BENGKULU -Pengadilan Tindak Pidana Korupsi (Tipikor) Bengkulu menjatuhkan vonis terhadap empat terdakwa yang terlibat dalam kasus korupsi pembebasan lahan yang merugikan negara senilai Rp 19,5 miliar.
Terdakwa yang dijatuhi hukuman penjara tersebut adalah mantan Bupati Seluma, Murman Efendi, mantan Ketua DPRD Seluma, Rosnaini Abidin, mantan Sekda Seluma, Mulkan Tajudin, dan mantan Kepala BPN Seluma, Djasran Harahap.
Hakim Ketua, Paisol, membacakan putusan di Pengadilan Tipikor Bengkulu pada Rabu, 19 Maret 2025.
Adapun vonis yang dijatuhkan adalah sebagai berikut:
1. Murman Efendi (Mantan Bupati Seluma) dijatuhi pidana penjara selama 2 tahun 10 bulan dan denda Rp 300 juta subsider 2 bulan kurungan.

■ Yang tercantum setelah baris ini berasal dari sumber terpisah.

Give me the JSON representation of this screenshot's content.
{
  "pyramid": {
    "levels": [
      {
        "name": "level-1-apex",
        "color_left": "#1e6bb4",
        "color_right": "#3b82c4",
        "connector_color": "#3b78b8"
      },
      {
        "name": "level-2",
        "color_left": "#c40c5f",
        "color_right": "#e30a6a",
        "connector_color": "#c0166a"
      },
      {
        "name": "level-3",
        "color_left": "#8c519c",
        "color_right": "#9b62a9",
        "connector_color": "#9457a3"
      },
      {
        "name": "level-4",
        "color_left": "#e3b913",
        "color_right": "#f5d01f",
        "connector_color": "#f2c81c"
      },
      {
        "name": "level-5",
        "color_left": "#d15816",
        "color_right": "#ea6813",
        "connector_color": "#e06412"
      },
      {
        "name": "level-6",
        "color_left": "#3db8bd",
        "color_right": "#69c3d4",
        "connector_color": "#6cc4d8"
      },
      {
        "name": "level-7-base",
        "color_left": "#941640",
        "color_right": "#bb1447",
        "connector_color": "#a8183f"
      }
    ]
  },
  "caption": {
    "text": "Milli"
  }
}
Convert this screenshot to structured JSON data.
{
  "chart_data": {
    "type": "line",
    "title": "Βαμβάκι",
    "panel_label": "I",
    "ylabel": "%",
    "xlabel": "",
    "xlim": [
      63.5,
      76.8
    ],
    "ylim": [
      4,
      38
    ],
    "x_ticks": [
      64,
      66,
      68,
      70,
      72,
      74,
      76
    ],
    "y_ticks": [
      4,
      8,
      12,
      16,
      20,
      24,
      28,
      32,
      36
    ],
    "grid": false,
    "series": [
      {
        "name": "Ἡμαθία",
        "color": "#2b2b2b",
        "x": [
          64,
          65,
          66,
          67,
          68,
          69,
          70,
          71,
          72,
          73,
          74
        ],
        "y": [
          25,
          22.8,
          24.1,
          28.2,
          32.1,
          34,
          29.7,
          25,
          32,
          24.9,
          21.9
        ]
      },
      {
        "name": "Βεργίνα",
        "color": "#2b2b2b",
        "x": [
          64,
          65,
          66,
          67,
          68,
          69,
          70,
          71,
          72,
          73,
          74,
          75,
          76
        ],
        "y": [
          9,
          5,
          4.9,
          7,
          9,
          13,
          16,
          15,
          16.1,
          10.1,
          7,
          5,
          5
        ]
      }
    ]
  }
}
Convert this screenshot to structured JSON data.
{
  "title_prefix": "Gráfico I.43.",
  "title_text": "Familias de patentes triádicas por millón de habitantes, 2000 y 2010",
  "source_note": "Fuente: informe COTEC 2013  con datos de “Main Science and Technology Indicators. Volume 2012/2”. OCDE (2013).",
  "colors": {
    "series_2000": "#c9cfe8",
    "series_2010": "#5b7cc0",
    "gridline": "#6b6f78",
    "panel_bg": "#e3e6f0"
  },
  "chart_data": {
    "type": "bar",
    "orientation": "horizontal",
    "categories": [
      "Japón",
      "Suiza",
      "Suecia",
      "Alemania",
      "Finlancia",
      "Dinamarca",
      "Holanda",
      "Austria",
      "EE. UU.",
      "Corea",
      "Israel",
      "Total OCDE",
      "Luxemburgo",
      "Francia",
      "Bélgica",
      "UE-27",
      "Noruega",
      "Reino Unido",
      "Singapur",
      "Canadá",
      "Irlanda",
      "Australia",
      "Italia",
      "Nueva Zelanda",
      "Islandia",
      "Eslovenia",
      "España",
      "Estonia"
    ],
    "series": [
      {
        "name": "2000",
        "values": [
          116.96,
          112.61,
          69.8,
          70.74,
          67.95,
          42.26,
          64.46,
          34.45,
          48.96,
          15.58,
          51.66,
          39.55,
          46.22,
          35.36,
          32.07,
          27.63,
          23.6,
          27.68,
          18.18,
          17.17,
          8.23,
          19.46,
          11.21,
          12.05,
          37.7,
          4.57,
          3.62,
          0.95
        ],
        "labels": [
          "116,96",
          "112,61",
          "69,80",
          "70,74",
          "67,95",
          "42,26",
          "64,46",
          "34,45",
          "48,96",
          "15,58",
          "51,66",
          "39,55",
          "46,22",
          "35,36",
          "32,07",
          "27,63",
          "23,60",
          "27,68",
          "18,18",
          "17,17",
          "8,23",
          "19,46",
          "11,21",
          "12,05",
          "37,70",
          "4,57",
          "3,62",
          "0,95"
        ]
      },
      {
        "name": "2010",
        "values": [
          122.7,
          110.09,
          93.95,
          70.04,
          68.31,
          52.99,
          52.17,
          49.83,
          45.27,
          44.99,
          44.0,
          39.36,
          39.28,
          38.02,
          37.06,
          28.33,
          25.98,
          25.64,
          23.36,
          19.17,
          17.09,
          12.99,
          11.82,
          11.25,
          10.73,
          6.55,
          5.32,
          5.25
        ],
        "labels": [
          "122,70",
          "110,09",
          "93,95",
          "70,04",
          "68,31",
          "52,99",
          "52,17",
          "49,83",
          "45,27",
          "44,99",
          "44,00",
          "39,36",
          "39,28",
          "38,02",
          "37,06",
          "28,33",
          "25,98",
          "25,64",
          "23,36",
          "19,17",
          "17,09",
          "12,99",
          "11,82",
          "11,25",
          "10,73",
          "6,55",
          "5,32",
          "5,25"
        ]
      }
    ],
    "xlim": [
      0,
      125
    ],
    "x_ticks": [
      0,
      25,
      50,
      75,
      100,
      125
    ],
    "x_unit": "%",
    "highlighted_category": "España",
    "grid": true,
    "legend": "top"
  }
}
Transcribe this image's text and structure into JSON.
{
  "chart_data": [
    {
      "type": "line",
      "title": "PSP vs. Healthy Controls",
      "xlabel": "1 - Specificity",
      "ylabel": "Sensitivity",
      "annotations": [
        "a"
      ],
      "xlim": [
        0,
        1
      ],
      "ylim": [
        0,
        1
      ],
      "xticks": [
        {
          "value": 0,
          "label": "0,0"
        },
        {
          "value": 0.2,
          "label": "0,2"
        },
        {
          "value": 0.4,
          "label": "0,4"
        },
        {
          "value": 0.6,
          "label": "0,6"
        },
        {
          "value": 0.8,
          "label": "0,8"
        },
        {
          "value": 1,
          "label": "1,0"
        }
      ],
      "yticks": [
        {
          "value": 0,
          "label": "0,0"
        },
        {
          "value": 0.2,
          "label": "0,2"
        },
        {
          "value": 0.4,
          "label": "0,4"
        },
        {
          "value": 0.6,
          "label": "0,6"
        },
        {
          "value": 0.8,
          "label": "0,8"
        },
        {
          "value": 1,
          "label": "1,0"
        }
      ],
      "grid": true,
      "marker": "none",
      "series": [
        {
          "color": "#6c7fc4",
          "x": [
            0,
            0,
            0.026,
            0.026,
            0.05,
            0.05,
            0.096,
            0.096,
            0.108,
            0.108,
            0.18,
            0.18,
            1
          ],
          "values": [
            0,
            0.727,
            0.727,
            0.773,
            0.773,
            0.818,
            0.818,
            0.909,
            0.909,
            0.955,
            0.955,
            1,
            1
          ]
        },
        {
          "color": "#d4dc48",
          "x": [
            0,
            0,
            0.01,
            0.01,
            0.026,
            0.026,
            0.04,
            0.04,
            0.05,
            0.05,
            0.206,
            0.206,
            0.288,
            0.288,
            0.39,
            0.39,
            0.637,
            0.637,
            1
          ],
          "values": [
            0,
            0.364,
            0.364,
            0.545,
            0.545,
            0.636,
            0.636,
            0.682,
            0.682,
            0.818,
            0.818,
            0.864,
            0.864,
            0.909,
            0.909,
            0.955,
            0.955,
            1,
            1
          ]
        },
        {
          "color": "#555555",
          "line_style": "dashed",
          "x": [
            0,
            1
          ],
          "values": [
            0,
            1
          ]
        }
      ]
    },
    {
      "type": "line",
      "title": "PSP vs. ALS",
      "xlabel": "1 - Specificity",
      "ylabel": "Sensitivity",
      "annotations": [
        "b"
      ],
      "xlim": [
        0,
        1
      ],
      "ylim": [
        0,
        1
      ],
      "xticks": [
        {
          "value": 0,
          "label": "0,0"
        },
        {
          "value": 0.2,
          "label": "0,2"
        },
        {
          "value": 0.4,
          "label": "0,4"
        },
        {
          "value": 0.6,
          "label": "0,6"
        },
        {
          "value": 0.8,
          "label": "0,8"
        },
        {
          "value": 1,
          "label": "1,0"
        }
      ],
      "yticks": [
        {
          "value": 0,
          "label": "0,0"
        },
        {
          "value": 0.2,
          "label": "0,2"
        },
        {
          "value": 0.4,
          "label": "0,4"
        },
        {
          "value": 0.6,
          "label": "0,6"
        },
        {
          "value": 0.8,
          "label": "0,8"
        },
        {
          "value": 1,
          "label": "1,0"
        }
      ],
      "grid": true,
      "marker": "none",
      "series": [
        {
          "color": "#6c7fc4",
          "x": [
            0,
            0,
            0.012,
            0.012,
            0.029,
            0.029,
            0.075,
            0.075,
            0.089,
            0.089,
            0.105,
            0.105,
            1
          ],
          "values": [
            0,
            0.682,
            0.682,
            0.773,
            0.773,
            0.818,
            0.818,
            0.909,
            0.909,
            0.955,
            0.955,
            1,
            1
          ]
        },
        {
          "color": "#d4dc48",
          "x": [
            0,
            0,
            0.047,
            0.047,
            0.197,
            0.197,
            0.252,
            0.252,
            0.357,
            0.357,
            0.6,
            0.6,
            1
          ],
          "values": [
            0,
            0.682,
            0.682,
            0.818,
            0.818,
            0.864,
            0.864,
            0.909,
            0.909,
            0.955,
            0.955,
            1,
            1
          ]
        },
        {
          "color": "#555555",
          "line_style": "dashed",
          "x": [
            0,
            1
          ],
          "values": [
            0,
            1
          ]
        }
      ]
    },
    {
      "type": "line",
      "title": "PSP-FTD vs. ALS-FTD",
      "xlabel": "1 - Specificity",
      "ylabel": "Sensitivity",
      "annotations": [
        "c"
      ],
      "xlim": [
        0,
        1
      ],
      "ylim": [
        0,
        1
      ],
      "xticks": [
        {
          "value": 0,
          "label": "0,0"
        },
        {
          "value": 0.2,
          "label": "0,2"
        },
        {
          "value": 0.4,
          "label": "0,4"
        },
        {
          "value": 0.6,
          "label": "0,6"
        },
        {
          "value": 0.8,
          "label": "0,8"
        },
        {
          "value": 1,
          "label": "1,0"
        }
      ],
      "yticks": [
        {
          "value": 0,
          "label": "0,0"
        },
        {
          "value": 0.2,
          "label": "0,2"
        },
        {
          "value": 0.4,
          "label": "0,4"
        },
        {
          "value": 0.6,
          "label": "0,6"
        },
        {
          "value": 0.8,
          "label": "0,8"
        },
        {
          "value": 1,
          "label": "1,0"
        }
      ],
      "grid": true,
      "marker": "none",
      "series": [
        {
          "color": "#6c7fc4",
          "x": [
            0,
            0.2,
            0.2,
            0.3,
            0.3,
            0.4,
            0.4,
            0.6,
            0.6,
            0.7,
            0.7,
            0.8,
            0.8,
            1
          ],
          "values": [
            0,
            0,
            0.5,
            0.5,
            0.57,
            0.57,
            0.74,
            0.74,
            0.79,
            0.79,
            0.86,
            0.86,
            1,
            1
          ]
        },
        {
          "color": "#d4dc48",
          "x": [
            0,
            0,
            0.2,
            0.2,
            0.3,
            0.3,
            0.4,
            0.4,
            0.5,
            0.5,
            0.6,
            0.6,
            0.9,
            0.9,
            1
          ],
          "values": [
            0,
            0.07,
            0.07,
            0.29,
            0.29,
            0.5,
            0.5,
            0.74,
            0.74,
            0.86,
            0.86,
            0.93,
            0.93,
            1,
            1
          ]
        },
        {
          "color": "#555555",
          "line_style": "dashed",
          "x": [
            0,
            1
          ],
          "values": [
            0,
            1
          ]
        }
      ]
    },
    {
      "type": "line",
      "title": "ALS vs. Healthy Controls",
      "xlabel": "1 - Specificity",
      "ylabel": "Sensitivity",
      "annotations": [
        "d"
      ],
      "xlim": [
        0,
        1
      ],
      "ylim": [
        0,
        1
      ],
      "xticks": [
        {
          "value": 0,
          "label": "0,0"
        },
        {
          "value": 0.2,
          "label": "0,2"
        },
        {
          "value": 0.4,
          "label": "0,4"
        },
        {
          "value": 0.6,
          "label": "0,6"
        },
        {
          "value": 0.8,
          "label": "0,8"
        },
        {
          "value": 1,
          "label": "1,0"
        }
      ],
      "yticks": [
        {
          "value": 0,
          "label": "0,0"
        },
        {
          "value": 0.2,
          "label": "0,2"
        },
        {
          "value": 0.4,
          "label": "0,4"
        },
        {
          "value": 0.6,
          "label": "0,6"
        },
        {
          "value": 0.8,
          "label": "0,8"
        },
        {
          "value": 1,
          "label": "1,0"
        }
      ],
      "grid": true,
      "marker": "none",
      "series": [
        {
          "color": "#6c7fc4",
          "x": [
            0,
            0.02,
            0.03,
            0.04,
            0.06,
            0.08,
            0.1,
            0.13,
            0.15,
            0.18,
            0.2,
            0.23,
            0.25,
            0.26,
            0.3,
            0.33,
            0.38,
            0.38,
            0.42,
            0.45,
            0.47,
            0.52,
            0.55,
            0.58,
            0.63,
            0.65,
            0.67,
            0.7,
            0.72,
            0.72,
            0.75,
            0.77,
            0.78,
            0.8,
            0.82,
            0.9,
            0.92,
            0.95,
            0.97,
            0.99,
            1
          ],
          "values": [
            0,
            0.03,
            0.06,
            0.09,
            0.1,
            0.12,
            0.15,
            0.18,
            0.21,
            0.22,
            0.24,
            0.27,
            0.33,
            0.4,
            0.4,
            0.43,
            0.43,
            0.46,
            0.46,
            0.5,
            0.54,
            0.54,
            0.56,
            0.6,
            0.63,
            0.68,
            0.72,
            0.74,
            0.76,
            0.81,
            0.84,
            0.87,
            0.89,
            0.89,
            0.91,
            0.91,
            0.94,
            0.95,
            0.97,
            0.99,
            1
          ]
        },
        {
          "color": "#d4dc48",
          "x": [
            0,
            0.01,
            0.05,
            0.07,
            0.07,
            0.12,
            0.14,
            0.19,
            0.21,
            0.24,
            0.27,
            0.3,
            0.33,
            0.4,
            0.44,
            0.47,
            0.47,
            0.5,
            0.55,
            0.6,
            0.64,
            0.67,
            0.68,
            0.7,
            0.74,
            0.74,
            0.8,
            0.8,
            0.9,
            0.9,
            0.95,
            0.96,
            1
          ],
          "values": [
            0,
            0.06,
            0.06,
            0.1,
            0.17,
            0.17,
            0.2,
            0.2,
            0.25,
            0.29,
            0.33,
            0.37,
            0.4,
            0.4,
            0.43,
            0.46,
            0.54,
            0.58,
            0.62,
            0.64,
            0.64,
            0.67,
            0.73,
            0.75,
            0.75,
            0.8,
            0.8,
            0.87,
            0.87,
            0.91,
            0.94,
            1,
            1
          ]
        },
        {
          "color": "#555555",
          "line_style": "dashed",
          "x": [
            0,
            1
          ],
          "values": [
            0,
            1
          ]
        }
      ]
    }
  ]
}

2. Mulkan Tajudin (Mantan Sekda Seluma) dijatuhi pidana penjara selama 2 tahun 8 bulan dan denda Rp 300 juta subsider 2 bulan kurungan.
3. Rosnaini Abidin (Mantan Ketua DPRD Seluma) dijatuhi pidana penjara selama 1 tahun 8 bulan dan denda Rp 300 juta subsider 2 bulan kurungan.
4. Djasran Harahap (Mantan Kepala BPN Seluma) dijatuhi pidana penjara selama 1 tahun 4 bulan dan denda Rp 300 juta subsider 2 bulan kurungan.
Jaksa Penuntut Umum (JPU), Ahmad Ghufroni, menyatakan akan mempertimbangkan keputusan ini dan memberikan waktu 7 hari untuk menentukan sikap apakah akan mengajukan banding atau tidak.
Menurut Ghufroni, sebagian besar putusan pengadilan sudah sesuai dengan tuntutan jaksa.